I am trying to show the following function is convex or not $$f(A)=-\log(\text{trace}(A^{-1}))-\log(\det(A)),$$ where $ A$ is positive definite.
I know $\text{trace}(A^{-1}), -\log(\cdot)$ and $-\log(\det(A))$ is convex. But since $-\log(\cdot)$ is decreasing, simple composition rule for convex function does not work here.
I also tried restrict the $f$ to a line, i.e. let $Z+tV$ where $Z$ positive definite and $Z+tV$ positive definite. Then $$f(Z+tV)=-\log(\text{trace}((Z+tV)^{-1}))-\log(\det(Z+tV)))$$ $$= -\log (\sum_i q_i^T Z^{-1}q_i (1+ t\lambda_i)^{-1}) -\log (Z)-\sum_i\log(1+t\lambda_i),$$
where $\lambda_i$ is the eigenvalue of $Z^{-1/2}VZ^{-1/2}=Q\Lambda Q^T$ and $q_i$ is the $i$th column of $Q$.
Then I compute second derivative (let $a_i=q_i^T Z^{-1}q_i$), which is positive or negative if
$$ -2(\sum \frac{\lambda_i^2a_i}{(1+\lambda_it)^3})(\sum\frac{a_i}{1+\lambda_it})+(\sum \frac{\lambda_ia_i}{(1+\lambda_it)^2})^2+(\sum\frac{\lambda_i^2}{(1+\lambda_it)^2})(\sum\frac{a_i}{1+\lambda_it})^2$$ is positive or negative.

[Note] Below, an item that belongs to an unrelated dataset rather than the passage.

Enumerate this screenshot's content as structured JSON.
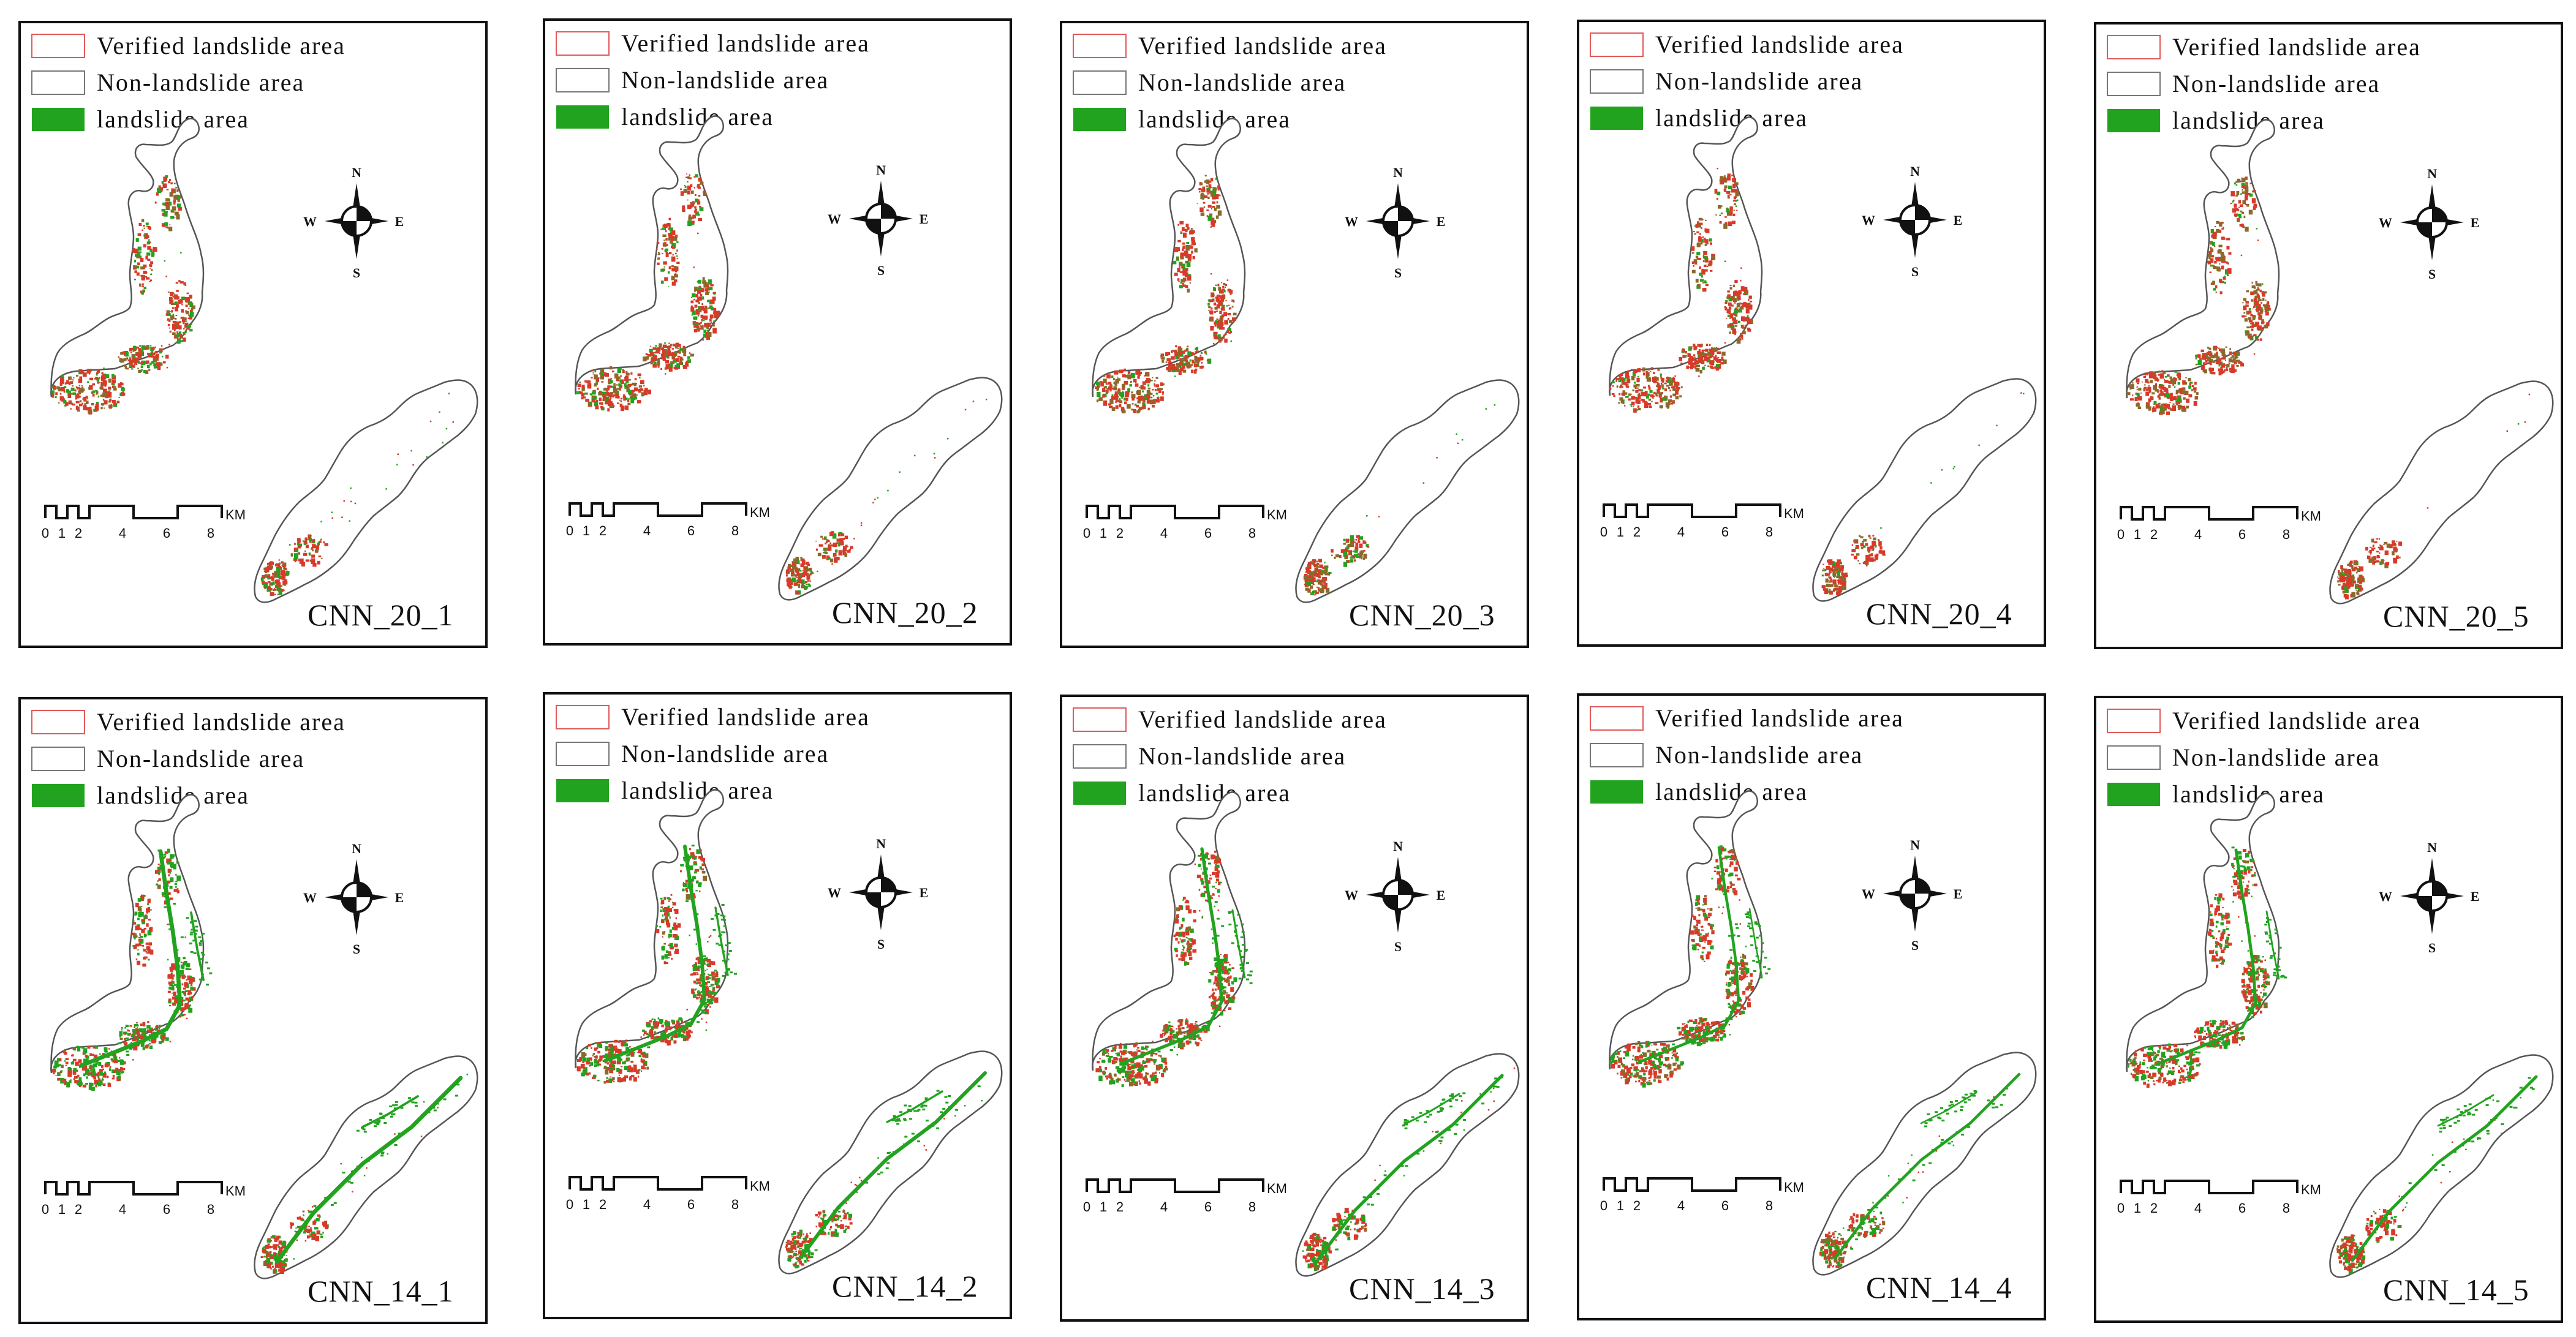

But I do not know how to judge the sign.
Did I miss something or there is a simple way to see this function is convex or not?
If you want to show that $f(A) = - \log({trace( A^{−1} )}) − \log({\det(A)})$ is convex, you have to show that $g(A)= - \log({trace( A^{−1} )})$ is convex.
That is, $g(A)+g(B)-g(\frac{A+B}{2})>0$ $$- \log(trace(A^{−1})) - \log(trace(B^{−1})) + \log(trace(\frac{A+B}{2})^{−1})>0$$ $$\log(\frac{trace(\frac{A+B}{2})^{−1}}{trace(A^{−1})trace(B^{−1})})>0$$ $$\frac{trace(\frac{A+B}{2})^{−1}}{trace(A^{−1})trace(B^{−1})}>1$$ $$trace(\frac{A+B}{2})^{−1}>trace(A^{−1})trace(B^{−1})$$
$$trace(A^{−1})+trace(B^{−1})>2trace(A^{−1})trace(B^{−1}) \ \ \ (1)$$
However, inequality (1) is not true. For a scalar example, $3+1>2\times3\times1$ is not true. Thus, f(A) is not convex from my opinion.